Laju pertumbuhan dan kebutuhan pembiayaan
Dalam setiap pembangunan yang juga mencakup segi kenaikan laju pertumbuhan produksi selalu dibutuhkan dana untuk dapat melaksanakannya. Dana ini tidak lain mencerminkan sebagian dari produksi nasional yang disisihkan atau tidak dikonsumsikan atau berupa sebagian dari sumber-sumber yang disisihkan dari penggunaan untuk memproduksi barang konsumsi sekarang atau barang-barang modal yang selanjutnya digunakan untuk memproduksi barang-barang konsumsi. Bila kita hubungkan sumber-sumber ini dengan pembangunan suatu negara maka kebutuhan sumber pembiayaan ini dapat dibedakan antara sumber dalam negeri dan sumber luar negeri. Dana dalam negeri ini terdiri dari tabungan swasta yaitu perusahaan dan rumah tangga dan tabungan pemerintah yang merupakan surplus anggaran belanja pemerintah. Dalam kerangka sistem perekonomian kita sekarang dan juga selama tahun-tahun mendatang, sebagian besar investasi akan dilakukan oleh pihak swasta dan pemerintah melaksanakan investasi-investasi dalam prasarana. Pemerintah melaksanakan investasi langsung yang menghasilkan barang-barang dan jasa-jasa hanya bila swasta tidak atau belum dapat melaksanakannya. Investasi langsung dan juga dana pinjaman serta bantuan luar negeri, masih akan dibutuhkan selama beberapa waktu mendatang. Hal itu diperlukan karena dua hal yaitu tidak cukup adanya dana dan/atau belum tersedianya teknologi untuk melaksanakannya. Sektor pertambangan (minyak bumi dan lain-lain), serta sektor-sektor yang padat modal dan menggunakan teknologi yang tinggi, masih akan tetap dilakukan sepenuhnya oleh atau dengan kerjasama modal serta teknologi yang berasal dari sumber luar negeri. Untuk sektor-sektor yang “sangat moderen” dengan teknologi yang tinggi ini hampir tidak mungkin dilakukan substitusi teknik padat modal dengan padat karya. Untuk sektor-sektor yang lain penggantian ini sampai tingkat tertentu dapat dilakukan, namun karena penurunan efisiensi dan kenaikan biaya seringkali tidak dilakukan oleh investor asing atau investasi usaha patungan.

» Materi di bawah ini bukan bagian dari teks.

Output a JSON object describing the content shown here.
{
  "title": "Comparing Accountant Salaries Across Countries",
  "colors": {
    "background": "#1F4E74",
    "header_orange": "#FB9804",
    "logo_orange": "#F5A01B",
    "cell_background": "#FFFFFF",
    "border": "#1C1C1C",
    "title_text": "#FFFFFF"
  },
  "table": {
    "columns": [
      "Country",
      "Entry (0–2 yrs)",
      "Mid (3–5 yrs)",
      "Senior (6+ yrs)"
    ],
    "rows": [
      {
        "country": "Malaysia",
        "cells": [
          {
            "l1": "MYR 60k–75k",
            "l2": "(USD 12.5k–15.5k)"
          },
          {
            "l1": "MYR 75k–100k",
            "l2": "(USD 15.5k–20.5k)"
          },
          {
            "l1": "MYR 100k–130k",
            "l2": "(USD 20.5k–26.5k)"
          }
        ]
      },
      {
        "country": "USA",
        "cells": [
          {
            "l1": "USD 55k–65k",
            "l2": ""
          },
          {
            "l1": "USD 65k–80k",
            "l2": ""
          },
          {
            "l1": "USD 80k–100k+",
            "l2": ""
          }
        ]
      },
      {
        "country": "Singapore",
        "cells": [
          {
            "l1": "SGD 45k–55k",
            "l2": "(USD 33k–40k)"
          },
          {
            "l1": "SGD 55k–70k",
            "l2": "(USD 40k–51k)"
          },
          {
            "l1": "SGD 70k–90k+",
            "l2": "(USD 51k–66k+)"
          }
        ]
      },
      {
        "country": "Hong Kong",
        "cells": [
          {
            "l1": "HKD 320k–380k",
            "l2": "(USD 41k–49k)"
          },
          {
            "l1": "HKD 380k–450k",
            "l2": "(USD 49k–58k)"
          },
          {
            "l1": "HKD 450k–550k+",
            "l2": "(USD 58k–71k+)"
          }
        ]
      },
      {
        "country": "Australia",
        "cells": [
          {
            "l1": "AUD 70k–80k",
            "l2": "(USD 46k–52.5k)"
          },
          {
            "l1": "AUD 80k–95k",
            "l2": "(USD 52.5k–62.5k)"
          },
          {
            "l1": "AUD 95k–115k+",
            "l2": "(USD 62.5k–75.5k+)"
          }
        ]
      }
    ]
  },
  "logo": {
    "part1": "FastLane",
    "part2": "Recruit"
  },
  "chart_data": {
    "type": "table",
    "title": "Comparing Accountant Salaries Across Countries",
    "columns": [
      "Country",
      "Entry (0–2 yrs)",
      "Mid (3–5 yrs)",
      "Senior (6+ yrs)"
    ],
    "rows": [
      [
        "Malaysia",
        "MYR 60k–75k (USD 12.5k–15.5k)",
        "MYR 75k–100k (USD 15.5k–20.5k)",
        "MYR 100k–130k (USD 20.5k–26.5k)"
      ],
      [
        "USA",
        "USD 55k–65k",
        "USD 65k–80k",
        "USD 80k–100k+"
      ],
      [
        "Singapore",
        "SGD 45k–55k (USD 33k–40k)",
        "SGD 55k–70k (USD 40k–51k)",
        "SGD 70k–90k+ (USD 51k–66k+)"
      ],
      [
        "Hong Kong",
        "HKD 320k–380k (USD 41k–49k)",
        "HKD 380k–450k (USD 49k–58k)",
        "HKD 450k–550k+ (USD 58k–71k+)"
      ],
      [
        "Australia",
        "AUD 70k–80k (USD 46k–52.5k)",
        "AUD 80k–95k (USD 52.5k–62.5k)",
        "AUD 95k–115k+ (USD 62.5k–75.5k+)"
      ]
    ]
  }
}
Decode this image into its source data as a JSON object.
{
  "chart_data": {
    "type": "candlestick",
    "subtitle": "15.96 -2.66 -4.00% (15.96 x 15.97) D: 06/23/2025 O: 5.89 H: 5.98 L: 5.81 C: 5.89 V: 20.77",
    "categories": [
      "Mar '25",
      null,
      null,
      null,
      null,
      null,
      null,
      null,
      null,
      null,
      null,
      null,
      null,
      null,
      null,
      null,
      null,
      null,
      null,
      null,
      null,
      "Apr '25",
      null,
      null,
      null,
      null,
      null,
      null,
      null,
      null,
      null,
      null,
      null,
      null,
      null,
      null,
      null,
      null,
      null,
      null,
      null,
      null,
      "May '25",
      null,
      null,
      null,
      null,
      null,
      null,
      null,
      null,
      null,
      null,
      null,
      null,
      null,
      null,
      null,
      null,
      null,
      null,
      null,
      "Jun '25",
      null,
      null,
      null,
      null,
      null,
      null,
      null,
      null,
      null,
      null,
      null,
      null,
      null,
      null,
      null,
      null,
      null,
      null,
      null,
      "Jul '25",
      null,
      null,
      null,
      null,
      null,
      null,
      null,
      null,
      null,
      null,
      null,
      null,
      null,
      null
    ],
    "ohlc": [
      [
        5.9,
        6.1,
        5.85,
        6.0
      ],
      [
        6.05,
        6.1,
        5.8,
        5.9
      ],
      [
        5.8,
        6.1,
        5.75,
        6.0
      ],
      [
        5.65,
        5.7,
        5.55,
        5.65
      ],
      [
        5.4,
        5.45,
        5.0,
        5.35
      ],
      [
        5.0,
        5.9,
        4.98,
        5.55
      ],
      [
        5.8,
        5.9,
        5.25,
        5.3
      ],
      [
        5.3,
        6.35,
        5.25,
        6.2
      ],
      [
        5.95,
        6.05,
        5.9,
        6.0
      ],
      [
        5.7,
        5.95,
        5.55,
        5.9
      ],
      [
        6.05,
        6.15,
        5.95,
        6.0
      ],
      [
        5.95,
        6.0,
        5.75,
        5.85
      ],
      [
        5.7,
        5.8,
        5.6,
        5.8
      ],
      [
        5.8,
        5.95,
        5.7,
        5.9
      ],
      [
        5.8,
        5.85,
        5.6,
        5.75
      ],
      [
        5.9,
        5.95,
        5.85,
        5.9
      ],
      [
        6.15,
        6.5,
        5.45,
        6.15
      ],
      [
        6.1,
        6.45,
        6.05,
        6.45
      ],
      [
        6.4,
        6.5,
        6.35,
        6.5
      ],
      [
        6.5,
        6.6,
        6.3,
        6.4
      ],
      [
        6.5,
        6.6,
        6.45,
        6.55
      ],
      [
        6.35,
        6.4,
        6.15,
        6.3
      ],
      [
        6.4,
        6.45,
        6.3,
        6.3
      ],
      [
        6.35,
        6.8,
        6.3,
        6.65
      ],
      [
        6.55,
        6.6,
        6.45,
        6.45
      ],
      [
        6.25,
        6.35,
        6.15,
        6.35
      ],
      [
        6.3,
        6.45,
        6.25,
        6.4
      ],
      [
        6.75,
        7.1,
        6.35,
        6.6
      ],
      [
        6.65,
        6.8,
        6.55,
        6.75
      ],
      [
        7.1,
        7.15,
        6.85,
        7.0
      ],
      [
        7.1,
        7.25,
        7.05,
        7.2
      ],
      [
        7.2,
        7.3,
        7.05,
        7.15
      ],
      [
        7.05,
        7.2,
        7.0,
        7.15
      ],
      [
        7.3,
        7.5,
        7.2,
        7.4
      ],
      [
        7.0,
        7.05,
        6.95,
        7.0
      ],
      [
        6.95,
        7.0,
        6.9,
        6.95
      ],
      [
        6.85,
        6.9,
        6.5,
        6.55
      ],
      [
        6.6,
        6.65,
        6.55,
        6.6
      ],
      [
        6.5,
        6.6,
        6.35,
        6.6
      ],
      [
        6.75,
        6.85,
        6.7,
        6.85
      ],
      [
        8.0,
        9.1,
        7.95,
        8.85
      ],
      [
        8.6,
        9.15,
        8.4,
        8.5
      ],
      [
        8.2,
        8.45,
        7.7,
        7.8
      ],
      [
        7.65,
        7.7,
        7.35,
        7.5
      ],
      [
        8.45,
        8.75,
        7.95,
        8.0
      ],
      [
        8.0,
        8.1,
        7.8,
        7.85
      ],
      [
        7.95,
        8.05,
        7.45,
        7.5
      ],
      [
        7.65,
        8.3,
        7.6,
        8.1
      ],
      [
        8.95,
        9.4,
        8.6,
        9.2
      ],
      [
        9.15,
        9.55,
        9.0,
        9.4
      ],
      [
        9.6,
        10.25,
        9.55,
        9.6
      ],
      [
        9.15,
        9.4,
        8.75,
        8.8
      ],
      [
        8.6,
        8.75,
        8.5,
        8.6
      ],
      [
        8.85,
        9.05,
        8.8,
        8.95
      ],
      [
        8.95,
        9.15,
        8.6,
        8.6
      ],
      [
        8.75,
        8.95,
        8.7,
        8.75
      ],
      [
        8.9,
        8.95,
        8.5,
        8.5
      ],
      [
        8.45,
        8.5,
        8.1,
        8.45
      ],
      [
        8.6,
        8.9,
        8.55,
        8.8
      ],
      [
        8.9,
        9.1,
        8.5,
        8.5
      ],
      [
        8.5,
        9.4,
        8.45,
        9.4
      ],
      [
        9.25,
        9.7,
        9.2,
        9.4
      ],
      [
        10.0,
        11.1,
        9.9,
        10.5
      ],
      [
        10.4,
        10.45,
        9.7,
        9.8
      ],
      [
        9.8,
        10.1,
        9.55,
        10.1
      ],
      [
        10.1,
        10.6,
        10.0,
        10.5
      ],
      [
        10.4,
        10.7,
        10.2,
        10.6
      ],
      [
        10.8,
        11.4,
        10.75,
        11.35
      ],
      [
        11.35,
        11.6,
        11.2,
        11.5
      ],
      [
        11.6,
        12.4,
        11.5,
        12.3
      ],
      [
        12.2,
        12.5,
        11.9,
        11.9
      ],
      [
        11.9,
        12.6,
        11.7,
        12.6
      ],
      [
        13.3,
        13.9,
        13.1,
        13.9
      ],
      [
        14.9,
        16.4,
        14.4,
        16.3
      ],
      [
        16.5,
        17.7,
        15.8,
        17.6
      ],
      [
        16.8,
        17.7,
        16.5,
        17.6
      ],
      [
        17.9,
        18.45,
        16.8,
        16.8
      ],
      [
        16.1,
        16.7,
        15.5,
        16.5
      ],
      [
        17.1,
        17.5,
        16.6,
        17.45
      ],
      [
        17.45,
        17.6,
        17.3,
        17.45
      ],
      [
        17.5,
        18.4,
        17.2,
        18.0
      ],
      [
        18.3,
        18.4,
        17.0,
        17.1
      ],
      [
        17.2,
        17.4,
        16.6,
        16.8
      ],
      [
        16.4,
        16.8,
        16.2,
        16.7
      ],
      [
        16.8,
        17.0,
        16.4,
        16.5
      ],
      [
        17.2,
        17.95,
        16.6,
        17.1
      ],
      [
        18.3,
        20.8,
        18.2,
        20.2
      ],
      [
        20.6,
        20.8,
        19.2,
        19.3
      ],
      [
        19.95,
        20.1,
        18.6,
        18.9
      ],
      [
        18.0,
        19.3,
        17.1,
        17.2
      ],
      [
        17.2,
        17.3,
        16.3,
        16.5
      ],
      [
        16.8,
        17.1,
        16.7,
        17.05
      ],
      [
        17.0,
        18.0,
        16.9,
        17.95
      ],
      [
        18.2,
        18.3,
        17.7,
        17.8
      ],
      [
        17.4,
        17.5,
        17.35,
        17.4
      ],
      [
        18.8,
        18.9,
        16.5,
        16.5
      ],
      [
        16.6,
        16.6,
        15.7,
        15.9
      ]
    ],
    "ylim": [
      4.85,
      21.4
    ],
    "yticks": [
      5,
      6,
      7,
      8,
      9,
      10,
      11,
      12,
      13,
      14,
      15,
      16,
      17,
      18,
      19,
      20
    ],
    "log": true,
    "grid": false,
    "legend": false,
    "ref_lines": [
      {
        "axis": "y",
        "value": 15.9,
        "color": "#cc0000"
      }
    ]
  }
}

Strategi yang dapat ditempuh dalam hal ini adalah memberikan lebih banyak fasilitas berupa pajak dan lain-lain serta perizinan bagi mereka yang dapat dengan segera melakukan substitusi seperti ini. Namun, demikian perlu diingat bahwa semua ini tergantung pada kesediaan pihak investor asing untuk melaksanakannya. Mengingat potensi permintaan dalam negeri dengan penduduk serta wilayah yang besar, minat serta aliran penanaman modal asing ini masih akan cukup besar dengan pemberian fasilitas-fasilitas bagi para penanam modal asing. Namun demikian perlu diperhatikan bahwa aliran pemasukan modal baik berupa penanaman modal secara langsung, dengan pengaturan usaha patungan ataupun berupa pinjaman, sedikit banyak akan berkurang dibandingkan dengan selama dua Pelita yang lalu. Hal ini terutama karena makin jenuhnya bidang-bidang atau sektor-sektor yang cukup menguntungkan dan sesuai dengan masuknya sumber pembiayaan luar negeri maupun karena saingan alternatif yang ditawarkan bagi pemasukan dana luar negeri di negara-negara berkembang lainnya. Satu hal yang perlu diingat bahwa dana investasi luar negeri ini sebegitu jauh tidak banyak menyerap tenagakerja. Sektor-sektor usaha yang mereka masuki akan lebih banyak bersifat padat modal.